Arus penumpang menuju wilayah seperti Yogyakarta, Bandung, Semarang, Solo, Purwokerto, hingga Malang memperlihatkan daya tarik yang kuat. Sebagian masyarakat menggunakan momen ini untuk wisata budaya dan kunjungan keluarga.

“Pergerakan pelanggan kereta api selama masa libur panjang juga memberi dampak terhadap kehidupan masyarakat di sekitar stasiun dan kawasan tujuan,” jelas Anne Purba, Vice President Corporate Communication KAI.

Manajemen perusahaan mengimbau para penumpang untuk datang lebih awal ke stasiun dan memeriksa kembali jadwal keberangkatan mereka. Persiapan tiket serta identitas diri yang baik sangat diperlukan guna kelancaran proses keberangkatan.

“Pelanggan juga dapat memanfaatkan aplikasi Access by KAI untuk memantau jadwal, ketersediaan tiket, dan berbagai informasi layanan secara real time,” ujar Anne Purba, Vice President Corporate Communication KAI.
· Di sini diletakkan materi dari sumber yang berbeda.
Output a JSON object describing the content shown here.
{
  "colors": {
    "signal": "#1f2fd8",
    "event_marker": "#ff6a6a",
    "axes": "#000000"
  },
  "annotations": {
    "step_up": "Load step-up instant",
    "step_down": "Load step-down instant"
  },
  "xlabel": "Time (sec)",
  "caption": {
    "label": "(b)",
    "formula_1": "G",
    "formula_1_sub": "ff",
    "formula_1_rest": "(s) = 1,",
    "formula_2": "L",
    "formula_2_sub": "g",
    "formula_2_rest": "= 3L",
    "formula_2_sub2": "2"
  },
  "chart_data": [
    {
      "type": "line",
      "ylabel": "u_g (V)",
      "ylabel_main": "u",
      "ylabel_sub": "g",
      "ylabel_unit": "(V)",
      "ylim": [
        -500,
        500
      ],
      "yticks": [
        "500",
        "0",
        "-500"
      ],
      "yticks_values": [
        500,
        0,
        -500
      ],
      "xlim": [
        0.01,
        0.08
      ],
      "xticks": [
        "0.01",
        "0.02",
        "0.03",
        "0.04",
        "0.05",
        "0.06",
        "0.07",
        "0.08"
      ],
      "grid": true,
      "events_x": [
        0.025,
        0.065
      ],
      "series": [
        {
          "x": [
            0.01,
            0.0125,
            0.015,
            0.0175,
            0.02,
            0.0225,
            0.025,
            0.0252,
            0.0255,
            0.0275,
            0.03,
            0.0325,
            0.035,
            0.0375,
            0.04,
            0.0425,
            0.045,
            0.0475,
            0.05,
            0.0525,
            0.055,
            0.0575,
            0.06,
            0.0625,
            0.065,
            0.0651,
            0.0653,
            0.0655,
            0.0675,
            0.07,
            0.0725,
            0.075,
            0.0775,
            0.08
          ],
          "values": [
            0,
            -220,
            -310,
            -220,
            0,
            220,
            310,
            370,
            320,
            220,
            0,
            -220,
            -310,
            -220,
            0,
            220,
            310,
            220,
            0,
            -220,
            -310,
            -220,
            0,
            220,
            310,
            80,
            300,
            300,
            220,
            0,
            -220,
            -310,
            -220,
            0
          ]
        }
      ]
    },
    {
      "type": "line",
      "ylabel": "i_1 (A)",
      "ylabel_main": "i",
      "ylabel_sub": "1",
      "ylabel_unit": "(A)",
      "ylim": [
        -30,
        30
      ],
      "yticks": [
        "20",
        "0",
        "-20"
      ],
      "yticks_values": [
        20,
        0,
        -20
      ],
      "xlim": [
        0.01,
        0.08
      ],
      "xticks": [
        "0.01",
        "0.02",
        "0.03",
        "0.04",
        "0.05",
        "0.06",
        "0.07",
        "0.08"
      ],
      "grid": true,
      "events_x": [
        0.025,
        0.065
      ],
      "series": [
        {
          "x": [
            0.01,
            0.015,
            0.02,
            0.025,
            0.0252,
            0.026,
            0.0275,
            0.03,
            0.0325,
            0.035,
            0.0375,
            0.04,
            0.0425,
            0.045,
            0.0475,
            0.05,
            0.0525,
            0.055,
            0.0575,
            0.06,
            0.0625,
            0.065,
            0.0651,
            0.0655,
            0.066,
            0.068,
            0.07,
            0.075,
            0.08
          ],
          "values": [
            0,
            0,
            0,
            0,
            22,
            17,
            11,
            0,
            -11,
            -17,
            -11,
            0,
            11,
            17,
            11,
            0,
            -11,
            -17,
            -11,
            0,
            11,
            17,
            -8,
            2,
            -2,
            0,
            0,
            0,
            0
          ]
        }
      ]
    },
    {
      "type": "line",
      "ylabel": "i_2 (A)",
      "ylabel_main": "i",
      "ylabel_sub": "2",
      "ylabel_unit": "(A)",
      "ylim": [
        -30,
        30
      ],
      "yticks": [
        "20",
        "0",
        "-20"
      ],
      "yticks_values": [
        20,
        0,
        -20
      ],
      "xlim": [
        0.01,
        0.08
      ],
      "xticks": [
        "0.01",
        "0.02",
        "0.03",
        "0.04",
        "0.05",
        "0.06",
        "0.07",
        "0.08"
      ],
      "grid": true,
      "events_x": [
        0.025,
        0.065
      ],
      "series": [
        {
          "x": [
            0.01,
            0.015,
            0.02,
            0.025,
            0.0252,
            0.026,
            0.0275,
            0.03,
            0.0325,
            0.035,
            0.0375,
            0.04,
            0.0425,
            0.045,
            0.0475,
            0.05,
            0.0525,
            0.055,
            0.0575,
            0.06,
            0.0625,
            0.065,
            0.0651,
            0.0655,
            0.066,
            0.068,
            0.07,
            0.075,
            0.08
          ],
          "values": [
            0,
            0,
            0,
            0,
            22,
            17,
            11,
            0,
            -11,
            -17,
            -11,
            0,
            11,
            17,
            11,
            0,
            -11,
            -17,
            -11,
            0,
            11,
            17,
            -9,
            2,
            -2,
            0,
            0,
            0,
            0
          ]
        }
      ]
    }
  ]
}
Antusiasme warga diprediksi tetap tinggi mengingat operasional perjalanan kereta masih akan terus berjalan sampai akhir masa libur panjang. Perusahaan memastikan aspek keselamatan dan kenyamanan penumpang tetap menjadi prioritas utama.

“Kami berkomitmen menjaga pelayanan agar masyarakat dapat menikmati perjalanan yang aman, lancar, nyaman, dan tetap terhubung dengan berbagai aktivitas penting selama masa libur panjang,” tegas Anne Purba, Vice President Corporate Communication KAI.